Streamability analysis

analyzeStreamability(schema, options) is the design-time companion to the runtime engine: it classifies a resolved schema and reports where it buffers and how much, without reading a byte. The same classification the engine runs on, turned into a peak-buffer budget you check before deploy.

import { analyzeStreamability } from "@aahoughton/oav-stream-validator";

const report = analyzeStreamability(bodySchema, { openApiVersion: "3.1" });
report.classification; // "streamable" | "tee" | "buffer"
report.peakBytes; // schema-intrinsic peak in wire bytes, or "unbounded"
report.effectivePeakBytes; // peak under maxBufferedBytes (passes clamp to the cap)

// The punch list: positions with no structural bound fall back to the cap.
for (const p of report.positions.filter((p) => p.maxBytes === "unbounded")) {
  console.warn(`${p.path || "<root>"}: ${p.keyword} unbounded (${p.unboundedBy})`);
}

A peak is computable because the engine holds one materialized island at a time: sequential positions (array items, object properties) buffer one at a time, so the peak across siblings is a max, while a TEE's concurrent sub-spines sum. A BUFFER island is bounded by its subtree's structural keywords (maxLength / maxItems / const / enum, and a closed object's properties), and "unbounded" where one is missing (an open object is unbounded regardless of maxProperties). Sizes are an upper-bound estimate in the same UTF-8 wire bytes maxBufferedBytes caps (heavy \uXXXX escaping can exceed the per-character assumption), so treat the number as a capacity-planning figure, not a runtime meter.

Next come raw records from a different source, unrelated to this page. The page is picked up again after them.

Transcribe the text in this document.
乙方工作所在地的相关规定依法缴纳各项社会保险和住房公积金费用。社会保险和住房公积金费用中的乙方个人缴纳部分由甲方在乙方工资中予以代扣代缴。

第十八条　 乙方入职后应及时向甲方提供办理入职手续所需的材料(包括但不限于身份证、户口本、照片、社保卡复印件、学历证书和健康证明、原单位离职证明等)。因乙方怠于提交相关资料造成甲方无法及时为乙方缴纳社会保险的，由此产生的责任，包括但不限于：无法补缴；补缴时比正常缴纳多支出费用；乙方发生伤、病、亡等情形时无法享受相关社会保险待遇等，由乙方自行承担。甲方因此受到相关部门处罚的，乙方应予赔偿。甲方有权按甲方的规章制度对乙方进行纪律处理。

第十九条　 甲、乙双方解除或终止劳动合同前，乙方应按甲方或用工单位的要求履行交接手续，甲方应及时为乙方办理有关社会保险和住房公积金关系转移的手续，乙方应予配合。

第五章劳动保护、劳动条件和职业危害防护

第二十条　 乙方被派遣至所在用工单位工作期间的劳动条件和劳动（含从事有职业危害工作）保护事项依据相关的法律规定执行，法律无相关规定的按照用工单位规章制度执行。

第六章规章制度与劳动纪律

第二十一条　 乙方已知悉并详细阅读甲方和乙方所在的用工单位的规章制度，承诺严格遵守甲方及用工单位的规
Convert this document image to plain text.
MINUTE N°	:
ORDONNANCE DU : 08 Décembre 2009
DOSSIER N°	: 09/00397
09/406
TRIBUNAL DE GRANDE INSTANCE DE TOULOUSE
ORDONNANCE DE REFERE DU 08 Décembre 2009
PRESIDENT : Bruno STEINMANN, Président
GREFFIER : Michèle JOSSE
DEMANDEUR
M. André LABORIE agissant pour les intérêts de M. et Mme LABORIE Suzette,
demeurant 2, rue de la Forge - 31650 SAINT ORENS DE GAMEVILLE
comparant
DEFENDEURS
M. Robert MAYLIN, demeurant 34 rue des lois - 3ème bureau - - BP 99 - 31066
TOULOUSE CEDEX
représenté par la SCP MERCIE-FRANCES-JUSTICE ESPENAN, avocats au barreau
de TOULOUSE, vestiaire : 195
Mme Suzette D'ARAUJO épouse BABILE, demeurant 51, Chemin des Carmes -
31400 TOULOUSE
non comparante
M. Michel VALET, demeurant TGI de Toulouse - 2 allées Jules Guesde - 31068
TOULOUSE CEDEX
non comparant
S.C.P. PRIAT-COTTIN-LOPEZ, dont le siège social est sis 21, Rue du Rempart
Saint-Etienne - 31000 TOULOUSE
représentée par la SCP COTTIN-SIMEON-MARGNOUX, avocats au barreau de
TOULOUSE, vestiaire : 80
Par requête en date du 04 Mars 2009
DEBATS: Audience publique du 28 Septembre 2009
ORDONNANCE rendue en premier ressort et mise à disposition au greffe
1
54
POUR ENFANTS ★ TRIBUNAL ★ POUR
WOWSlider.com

An unstreamable schema throws the same ClassifierError createStreamValidator raises.

analyzeSpec(document, options) rolls this up over a whole resolved OpenAPI document: one budget per operation, for the request body and each response body. A body whose schema cannot be classified is reported with an error field rather than throwing, so a sweep surveys the whole spec. The oav CLI surfaces it as oav stream-check <spec> (a per-operation table; --verbose lists each unbounded position, --envelope json emits the SpecBudget, --fail-on-unbounded exits non-zero for CI):

import { analyzeSpec } from "@aahoughton/oav-stream-validator";

const { document } = await resolveSpec(source);
for (const op of analyzeSpec(document).operations) {
  for (const body of op.bodies) {
    const peak = body.report?.peakBytes ?? `error: ${body.error}`;
    console.log(`${op.method} ${op.path} ${body.role}${body.status ?? ""}: ${peak}`);
  }
}

Status

Published to the default latest dist-tag, on its own 1.x line (versioned independently of the oav-core family). The classifier co-evolves with oav-core's keyword set inside the monorepo (a CI drift test makes a divergence a build failure rather than silent breakage); the published bundle pins @aahoughton/oav-core so the two move together.